The Lives We Try to Lead: Review of The Jade Butterfly

cover52634-mediumThe Jade Butterfly by Jeffrey Round

Thanks to NetGalley and Dundurn for the review copy. The Jade Butterfly will be available for purchase on March 3, 2015

This is book three in the Dan Sharp series. If you haven’t read books one and two, the author does a good job of keeping the new reader informed without getting too specific, but with the title release more than three months away, and the first two books available as a bundle right now, I recommend catching yourself up on some good new-fashioned Canadian noir.

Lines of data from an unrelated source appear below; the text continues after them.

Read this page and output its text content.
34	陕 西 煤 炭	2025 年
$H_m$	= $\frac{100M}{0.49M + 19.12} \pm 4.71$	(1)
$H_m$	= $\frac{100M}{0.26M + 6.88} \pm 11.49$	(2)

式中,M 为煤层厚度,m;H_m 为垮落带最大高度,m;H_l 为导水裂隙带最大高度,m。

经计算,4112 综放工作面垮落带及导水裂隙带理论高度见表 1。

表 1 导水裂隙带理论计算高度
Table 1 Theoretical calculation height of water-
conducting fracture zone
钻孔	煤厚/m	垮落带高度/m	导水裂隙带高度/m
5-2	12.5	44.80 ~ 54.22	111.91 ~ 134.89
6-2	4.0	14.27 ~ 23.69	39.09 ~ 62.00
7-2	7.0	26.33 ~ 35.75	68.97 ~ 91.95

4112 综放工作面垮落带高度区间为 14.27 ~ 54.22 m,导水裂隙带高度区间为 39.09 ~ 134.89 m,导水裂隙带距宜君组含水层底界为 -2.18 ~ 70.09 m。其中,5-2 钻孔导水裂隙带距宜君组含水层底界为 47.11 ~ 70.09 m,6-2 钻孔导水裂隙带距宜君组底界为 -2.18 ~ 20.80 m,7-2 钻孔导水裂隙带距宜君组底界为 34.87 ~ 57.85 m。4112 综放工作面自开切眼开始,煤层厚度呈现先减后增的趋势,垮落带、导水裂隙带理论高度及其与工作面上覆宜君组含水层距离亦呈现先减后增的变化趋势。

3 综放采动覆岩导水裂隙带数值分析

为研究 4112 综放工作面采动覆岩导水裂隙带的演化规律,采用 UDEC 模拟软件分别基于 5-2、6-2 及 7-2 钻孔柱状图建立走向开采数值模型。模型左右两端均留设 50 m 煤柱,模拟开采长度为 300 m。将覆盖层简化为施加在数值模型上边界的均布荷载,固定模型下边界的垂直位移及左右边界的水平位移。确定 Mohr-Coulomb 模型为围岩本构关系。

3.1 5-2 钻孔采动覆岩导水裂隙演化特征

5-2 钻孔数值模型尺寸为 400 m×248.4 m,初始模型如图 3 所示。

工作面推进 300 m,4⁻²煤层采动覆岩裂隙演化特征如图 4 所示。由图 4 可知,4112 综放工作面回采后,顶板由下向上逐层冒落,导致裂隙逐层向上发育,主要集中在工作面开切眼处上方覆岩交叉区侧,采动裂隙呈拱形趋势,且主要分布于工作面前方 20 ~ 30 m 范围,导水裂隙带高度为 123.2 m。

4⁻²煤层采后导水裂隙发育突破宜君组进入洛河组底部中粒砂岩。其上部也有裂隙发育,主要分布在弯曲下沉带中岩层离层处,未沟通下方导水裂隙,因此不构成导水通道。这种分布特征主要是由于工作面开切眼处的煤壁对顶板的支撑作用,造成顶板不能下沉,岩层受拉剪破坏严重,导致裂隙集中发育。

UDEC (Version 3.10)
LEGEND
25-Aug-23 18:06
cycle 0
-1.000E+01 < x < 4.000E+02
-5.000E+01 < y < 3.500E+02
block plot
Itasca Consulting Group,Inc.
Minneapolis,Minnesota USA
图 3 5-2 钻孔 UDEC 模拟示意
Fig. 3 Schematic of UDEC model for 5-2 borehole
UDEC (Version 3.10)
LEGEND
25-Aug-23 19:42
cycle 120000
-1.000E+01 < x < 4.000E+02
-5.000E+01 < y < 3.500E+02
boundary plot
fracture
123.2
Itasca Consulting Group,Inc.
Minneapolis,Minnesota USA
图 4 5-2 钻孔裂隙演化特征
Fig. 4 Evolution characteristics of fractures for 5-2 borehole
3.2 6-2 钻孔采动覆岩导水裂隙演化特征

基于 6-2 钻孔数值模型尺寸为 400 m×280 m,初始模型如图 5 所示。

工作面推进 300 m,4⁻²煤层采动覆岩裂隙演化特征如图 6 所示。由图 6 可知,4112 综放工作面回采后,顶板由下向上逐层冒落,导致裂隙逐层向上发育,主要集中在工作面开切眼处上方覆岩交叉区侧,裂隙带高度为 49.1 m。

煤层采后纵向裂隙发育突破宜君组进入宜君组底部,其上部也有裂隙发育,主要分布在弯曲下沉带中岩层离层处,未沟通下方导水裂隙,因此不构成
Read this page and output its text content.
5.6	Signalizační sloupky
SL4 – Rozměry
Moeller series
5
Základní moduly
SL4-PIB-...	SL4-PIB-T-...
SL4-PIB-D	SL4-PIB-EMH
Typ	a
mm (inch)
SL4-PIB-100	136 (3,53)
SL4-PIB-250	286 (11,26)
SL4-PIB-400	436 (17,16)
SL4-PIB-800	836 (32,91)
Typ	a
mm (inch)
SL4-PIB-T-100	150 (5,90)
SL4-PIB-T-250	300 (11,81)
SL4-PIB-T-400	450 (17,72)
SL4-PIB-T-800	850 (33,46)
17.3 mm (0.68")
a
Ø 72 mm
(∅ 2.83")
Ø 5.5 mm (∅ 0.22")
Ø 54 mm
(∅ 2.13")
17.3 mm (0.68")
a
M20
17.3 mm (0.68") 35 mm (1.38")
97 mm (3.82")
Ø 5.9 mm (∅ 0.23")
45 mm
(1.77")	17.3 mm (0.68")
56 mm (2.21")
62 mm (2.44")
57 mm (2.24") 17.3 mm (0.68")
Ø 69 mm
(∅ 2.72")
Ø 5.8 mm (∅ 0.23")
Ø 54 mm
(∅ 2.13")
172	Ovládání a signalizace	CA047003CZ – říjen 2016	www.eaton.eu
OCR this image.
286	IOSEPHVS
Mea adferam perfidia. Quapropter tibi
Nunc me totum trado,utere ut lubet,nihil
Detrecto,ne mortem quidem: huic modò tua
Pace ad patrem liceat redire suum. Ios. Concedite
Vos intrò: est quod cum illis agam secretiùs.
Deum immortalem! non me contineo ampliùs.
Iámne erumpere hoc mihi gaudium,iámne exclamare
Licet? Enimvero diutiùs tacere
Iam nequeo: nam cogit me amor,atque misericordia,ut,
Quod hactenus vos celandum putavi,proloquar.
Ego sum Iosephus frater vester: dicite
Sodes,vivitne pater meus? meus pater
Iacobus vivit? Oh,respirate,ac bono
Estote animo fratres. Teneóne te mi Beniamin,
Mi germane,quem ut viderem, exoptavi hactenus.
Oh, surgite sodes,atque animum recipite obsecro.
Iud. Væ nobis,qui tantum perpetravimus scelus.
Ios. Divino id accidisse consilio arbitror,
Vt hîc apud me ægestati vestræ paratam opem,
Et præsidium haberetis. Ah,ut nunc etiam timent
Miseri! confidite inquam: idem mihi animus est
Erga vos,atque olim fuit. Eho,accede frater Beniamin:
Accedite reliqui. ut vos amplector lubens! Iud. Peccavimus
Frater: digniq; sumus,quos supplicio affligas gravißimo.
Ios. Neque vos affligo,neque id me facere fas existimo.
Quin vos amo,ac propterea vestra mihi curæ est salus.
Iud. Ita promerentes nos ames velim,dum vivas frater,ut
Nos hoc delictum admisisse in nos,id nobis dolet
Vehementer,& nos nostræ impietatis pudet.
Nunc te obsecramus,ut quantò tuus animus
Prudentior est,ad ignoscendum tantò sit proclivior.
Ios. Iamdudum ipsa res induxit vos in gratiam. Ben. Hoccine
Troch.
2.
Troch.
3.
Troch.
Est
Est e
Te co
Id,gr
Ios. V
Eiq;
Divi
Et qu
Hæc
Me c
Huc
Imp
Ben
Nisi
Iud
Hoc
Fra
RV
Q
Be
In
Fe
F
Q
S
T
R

In this installment, Dan meets a mysterious Chinese diplomat with a simple request: Find his sister, who’s been presumed dead for more than 20 years, but who appeared on the website of a Canadian bakery only months before.

What follows is a tale of international intrigue, the rebelliousness of youth, the folly of best intentions, and the horrors of what happens when we try our hardest, but still fail spectacularly.

Jeffrey Round knows how to write suspense. All the little threads of coincidence and desire that tie us to each other are strung taught at his whim. New readers will be able to follow the plot, but the larger tensions of family and personal history that follow Dan from the from book one may be lost on them.

Above everything, Dan is a good man trying to do right in a hard world. There are circumstances beyond his control, that’s a given. But the real art is how Round lays out those elements of our lives that we do have control over: How we treat our family, how we choose our lovers; that can mean the difference between happiness and ruin when taken in aggregate. You try to do right, to solve the unsolvable problems of your life, to prioritize those things you hold most dear, and yet, there is always something to get in the way; some trick of fate that pushes you over the edge, that ruins all your carefully laid plans.

That’s the real suspense in a Dan Sharp book. That’s the hook that keeps you coming back for more. It’s almost a uniquely Canadian kind of writing. It’s not the absence of connection that builds tension in these books, it’s the perilous nature of the connections we do have. It’s not only the world as we know it that’s dark, it’s the ways it could be even darker than it is. It’s the vast, unavoidable distance that stretches between who we are and who we try to be.